= Animal husbandry in Himachal Pradesh =

Animal husbandry in Himachal Pradesh plays a very major role in the development of agricultural sector of Himachal. Indigenous breeds of cows, buffalo and sheep are of very poor quality.

Numerous schemes for cattle development, cattle health and disease resistance in wood production, poultry development, feed and fodder development, dairy improvement, milk supply schemes and veterinary education has been undertaken in order to improve the livestock in the state. There are many veterinary hospitals, dispensaries and outlying dispensaries in the state to provide veterinary aids and to take measures against various contagious diseases. A number of mobile dispensaries are also in operation.

Recently, Angora rabbits imported from West Germany were introduced in the state. Now 7 units for their propagation have been set up in Kangra.

Milk production has also increased. Milk chilling plants with a capacity of about 55,000 liters have been set up at about 24 places and departmental milk supply schemes are operational in 6 towns.

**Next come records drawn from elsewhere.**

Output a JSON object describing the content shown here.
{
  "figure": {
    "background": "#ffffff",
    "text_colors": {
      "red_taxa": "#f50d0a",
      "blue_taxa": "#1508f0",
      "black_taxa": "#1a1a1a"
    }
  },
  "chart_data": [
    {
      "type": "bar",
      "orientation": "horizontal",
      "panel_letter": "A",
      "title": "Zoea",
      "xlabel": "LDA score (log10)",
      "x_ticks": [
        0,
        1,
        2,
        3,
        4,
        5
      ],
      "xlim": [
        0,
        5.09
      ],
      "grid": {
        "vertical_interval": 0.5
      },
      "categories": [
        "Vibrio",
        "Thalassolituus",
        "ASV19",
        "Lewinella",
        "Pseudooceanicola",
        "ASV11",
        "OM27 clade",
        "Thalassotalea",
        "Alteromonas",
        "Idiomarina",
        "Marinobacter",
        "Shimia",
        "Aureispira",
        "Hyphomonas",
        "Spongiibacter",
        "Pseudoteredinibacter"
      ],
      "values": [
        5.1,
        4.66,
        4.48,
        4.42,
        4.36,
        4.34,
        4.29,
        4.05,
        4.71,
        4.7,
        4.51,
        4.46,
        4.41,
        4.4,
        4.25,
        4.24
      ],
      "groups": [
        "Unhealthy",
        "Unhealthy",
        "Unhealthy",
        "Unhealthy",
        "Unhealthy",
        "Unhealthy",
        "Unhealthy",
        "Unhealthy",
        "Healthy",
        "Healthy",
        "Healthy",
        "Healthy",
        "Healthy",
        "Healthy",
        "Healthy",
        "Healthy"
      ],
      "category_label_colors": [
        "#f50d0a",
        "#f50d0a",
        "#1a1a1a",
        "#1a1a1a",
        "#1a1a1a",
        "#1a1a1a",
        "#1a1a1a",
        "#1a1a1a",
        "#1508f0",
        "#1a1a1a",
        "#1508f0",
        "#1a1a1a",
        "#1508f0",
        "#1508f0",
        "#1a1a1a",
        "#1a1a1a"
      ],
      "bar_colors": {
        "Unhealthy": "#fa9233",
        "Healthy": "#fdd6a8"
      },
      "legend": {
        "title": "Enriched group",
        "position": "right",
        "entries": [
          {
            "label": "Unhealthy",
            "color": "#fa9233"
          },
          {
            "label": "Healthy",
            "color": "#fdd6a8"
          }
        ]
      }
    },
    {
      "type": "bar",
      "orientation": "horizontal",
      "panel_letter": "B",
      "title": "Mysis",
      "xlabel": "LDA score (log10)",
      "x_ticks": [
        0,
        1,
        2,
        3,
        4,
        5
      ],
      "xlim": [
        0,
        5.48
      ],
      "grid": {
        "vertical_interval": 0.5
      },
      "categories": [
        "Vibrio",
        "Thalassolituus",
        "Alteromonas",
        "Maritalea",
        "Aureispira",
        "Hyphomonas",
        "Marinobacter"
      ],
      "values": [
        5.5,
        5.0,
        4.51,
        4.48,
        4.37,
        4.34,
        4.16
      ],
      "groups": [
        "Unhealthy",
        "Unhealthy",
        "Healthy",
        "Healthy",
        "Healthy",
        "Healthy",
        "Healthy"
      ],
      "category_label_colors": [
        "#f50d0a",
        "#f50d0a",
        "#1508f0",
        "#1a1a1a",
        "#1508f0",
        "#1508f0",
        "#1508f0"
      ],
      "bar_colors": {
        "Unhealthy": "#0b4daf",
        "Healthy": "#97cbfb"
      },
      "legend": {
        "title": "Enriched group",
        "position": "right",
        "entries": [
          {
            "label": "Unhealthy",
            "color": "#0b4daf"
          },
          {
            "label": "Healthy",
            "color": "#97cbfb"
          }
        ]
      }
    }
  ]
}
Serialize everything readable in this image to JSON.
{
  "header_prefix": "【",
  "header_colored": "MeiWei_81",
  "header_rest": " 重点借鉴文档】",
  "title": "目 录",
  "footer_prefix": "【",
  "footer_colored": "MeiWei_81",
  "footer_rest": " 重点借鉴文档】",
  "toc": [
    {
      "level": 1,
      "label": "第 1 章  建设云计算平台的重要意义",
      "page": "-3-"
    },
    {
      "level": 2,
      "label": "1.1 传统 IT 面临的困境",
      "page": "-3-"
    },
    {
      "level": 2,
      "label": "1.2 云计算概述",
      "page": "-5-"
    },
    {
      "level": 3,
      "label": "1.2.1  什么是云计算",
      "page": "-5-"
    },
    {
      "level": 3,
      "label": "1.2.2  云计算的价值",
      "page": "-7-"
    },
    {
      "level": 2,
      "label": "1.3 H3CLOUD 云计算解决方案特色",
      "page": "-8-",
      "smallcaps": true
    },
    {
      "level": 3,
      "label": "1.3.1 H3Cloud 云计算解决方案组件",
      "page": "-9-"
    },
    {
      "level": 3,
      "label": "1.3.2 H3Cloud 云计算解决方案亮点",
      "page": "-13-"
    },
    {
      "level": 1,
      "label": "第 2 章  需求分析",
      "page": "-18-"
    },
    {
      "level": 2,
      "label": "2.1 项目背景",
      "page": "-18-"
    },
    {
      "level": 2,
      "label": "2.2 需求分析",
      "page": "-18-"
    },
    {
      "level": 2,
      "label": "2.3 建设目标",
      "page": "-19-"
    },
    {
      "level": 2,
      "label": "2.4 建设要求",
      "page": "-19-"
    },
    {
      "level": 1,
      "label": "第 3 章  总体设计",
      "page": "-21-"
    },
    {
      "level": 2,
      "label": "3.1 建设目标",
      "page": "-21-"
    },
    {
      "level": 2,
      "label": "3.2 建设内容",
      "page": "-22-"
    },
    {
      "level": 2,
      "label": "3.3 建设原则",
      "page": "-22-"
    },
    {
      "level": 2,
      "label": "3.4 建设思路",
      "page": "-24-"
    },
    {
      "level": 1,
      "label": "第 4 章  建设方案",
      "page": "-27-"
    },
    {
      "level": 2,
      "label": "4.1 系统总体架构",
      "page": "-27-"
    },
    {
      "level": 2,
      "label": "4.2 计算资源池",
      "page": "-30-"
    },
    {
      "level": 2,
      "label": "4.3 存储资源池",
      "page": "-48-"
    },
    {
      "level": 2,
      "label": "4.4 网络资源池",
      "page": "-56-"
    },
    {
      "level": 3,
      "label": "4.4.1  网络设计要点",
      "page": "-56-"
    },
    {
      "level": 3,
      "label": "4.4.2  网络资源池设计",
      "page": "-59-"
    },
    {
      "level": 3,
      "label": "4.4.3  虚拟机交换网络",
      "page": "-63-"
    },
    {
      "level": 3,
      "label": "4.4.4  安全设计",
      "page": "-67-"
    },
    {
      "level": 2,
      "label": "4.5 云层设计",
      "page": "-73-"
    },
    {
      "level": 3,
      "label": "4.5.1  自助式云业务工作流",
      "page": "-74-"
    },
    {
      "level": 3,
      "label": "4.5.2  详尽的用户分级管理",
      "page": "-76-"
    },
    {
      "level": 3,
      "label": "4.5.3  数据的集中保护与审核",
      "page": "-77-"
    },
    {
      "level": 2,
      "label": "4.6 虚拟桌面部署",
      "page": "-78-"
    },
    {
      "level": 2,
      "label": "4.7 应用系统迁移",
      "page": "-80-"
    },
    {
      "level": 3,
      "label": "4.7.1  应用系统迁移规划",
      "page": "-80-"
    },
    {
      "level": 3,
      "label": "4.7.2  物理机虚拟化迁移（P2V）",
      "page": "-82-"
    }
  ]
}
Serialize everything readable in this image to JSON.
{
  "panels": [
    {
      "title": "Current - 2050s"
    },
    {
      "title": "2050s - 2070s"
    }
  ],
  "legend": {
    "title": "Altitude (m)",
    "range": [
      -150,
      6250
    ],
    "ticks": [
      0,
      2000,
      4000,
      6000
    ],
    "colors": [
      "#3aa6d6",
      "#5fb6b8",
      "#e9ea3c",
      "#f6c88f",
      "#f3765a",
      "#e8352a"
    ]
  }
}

Two Baby Goats in upper region of Himachal Pradesh

Recent Developments

In 2025, the Himachal Pradesh government announced the Pashu Mitra Recruitment 2025 initiative, aimed at strengthening veterinary and animal husbandry services across the state. The recruitment drive seeks to engage trained personnel as Pashu Mitras (animal friends) to assist in livestock care, vaccination, artificial insemination, and disease prevention at the village level. The initiative is expected to improve rural livestock health services, reduce mortality in cattle, and promote dairy productivity in Himachal Pradesh.